Generally the rights of a holder of a corporate bond are " determined, either by the subscription agreement or by the mortgage under which the bonds were issued to and accepted by him " (Elliott v. Guardian Trust Co., 145 App. Div. 166, 172, mod. on other grounds 204 N. Y. 212; Mitchell v. Madison Ave. Offices, 147 Misc. 149), or by the express language of the bond.
It is worthy of note to observe the Eestatement provides: " A bargain to forego a privilege, that otherwise would exist, to litigate in a Federal Court rather than in a State Court, or in a State Court rather than in a Federal Court, or otherwise to limit unreasonably the tribunal to which resort may be had for the enforcement of a possible future right of action or the time within which a possible future claim may be asserted, is illegal" (Eestatement, Contracts, § 558; emphasis supplied). The key word in its application to the instant case is " unreasonably."

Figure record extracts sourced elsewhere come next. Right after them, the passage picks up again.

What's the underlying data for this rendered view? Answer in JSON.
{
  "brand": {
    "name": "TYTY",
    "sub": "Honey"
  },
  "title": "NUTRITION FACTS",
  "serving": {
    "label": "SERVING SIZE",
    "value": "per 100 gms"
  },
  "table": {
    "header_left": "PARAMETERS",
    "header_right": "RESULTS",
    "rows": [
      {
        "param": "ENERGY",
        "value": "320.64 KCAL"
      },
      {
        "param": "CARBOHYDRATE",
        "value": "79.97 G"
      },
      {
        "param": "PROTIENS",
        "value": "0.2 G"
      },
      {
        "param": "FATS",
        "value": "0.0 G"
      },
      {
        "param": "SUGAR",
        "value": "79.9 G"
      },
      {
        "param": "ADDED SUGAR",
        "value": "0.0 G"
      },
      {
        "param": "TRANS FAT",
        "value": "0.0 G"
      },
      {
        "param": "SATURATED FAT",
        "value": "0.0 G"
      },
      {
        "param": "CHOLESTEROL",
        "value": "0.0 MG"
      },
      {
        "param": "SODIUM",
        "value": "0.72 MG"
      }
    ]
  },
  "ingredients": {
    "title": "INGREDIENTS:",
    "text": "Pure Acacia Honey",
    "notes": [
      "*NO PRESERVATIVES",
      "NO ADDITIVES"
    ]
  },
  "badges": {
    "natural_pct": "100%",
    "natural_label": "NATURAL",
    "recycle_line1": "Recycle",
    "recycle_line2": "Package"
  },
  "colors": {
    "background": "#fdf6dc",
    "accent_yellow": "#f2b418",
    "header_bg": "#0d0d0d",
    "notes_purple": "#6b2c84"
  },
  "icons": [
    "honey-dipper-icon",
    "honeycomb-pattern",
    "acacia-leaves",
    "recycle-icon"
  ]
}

Under the facts shown and the circumstances present the limitation imposed is not, as a matter of law, unreasonable.
The order appealed from should be modified, on the law, without costs or disbursements to either party, and judgment directed granting cross motion of defendant for summary judgment dismissing the complaint and as so modified affirmed.
The appeal from the order entered December 18,1964, denying reargument, should be dismissed as nonappealable (Weiss v. Weiss, 225 App. Div. 700; Matter of Rzepecka, 284 App. Div. 867).
Breitel, J. P., Valente, McNally and Eager, JJ., concur.
Order, entered on September 21, 1964, unanimously modified, on the law, to the extent of granting defendant's cross motion for summary judgment, and, as so modified, affirmed, without costs and without disbursements to either party.
Appeal from order entered on December 18, 1964, unanimously dismissed as nonappealable, without costs and without disbursements to either party.